October 31sts

10/31/1978

On Kawara, from the 'Today" series.

{What I'm doing essentially with the Songday series.] 

10/31/1998

Bill Laswell: The only way to arrive at something different is now by combining things.

[10/31/2024: In retrospect, the beginning of Remix at the leading edge of the internet].

10/31/2004           

In music, you can leave out a repeat of a melody and their brains will still hear it. (Phantom effect). You can also hear this phenomenon when you hear someone playing a solo with implied chord changes.

10/31/2005            
  
Melissa Etheridge, recovering from breast cancer, was interviewed on TV. She was talking about the crossroads in her life. (If you present yourself with Crossroads, it doesn’t give you the option of a third choice, which can become a shell game, and you’ll have to always wonder about whether the other two were better options. With a crossroad, you only regret once). 

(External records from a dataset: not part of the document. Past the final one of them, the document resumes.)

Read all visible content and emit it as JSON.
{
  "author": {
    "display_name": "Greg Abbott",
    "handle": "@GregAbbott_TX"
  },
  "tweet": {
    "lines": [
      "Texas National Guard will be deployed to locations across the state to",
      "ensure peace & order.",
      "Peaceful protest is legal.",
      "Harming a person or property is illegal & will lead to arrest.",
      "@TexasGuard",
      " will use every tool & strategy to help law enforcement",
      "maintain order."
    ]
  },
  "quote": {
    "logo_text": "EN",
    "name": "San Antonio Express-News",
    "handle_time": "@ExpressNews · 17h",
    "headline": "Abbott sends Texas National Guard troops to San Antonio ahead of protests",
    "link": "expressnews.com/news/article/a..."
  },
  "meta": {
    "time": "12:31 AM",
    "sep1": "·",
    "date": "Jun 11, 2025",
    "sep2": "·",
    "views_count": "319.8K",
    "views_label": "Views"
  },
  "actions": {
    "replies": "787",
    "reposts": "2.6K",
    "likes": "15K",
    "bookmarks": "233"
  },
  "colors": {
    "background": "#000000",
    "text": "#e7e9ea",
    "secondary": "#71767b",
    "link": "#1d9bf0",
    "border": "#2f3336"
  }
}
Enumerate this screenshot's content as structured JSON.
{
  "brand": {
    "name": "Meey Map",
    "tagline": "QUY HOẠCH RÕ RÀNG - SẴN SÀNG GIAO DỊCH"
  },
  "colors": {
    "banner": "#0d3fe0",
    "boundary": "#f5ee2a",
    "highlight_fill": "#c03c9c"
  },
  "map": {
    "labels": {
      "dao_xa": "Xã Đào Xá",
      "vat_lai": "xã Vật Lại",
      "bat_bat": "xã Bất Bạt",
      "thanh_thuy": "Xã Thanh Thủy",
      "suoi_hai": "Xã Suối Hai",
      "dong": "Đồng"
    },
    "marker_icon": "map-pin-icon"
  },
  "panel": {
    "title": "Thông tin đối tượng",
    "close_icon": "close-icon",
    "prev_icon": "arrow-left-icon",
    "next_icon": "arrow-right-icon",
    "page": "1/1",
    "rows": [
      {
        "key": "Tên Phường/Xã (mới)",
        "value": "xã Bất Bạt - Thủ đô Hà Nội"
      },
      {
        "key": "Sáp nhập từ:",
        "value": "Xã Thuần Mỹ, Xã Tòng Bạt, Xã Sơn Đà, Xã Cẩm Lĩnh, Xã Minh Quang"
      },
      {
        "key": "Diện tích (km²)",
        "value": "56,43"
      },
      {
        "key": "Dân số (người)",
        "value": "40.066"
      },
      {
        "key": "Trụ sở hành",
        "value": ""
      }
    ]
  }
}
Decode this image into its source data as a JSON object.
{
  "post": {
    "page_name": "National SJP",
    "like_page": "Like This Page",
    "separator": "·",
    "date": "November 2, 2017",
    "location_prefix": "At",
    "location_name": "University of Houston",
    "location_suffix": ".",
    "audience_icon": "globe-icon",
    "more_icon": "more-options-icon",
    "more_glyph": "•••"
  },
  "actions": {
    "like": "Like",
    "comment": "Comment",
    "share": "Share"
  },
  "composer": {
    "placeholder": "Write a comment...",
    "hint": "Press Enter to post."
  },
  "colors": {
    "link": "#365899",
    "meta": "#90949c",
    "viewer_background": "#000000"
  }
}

[A mystic’s interesting view]
  

10/31/2019

Snow on Halloween.

10/31/2023

When I’ve used ChatGPT to generate lyrics for pre-existing musical ideas, it generates lyrics with a completely different prosody. The A-B comparison is quite remarkable. I can tell the difference and always go with my original idea. You could take the generated lyric and use it to write another piece. The Boomy app is also interesting to generate ideas but the results are too random and require lots of editing. Editing might involve playing against the generated music, in which case you’ll have something similar but mostly different. Whether a layperson can tell the difference between two pieces of music that have been similarly produced, I think they couldn’t because of a similar production. But certainly one can tell the difference between a grainy, warbled music made from samples and something through-composed. As to classical music, it might be more difficult to tell them apart, simply by the nature of the music. For example, baroque music tends to sound like baroque music using the same instrumentation. Generative classical is easier because of its instrumental typology, as opposed to pop music which is infinitely more varied in terms of sounds used.

[10/31/2025: What would be useful for me in my AI hybrids is to use a “seed” MIDI file that has all the instructions for making a piece, particularly unique chord changes that would arise from playing a guitar or piano. Current AI music typically has cliche chord changes].
 

10/31/2024

It's so frustrating when you know you've had an interesting dream but can't recall any details. But I did hear an angelic voice (on Halloween?)

Halloween Angel by meta4s

Thousands of Tiny Cuts (Cats) 

Thousands of Tiny Cuts (Cats) (10-31-2024) by meta4s

It is easy to imagine a future where everyone in the audience is an AI artist, and they'd all be going to concerts to see "their work" performed. Art won't really require any skills or individual cleverness or cunning. Artists won't be interviewed because there would be nothing to talk about, as everyone's process is the same.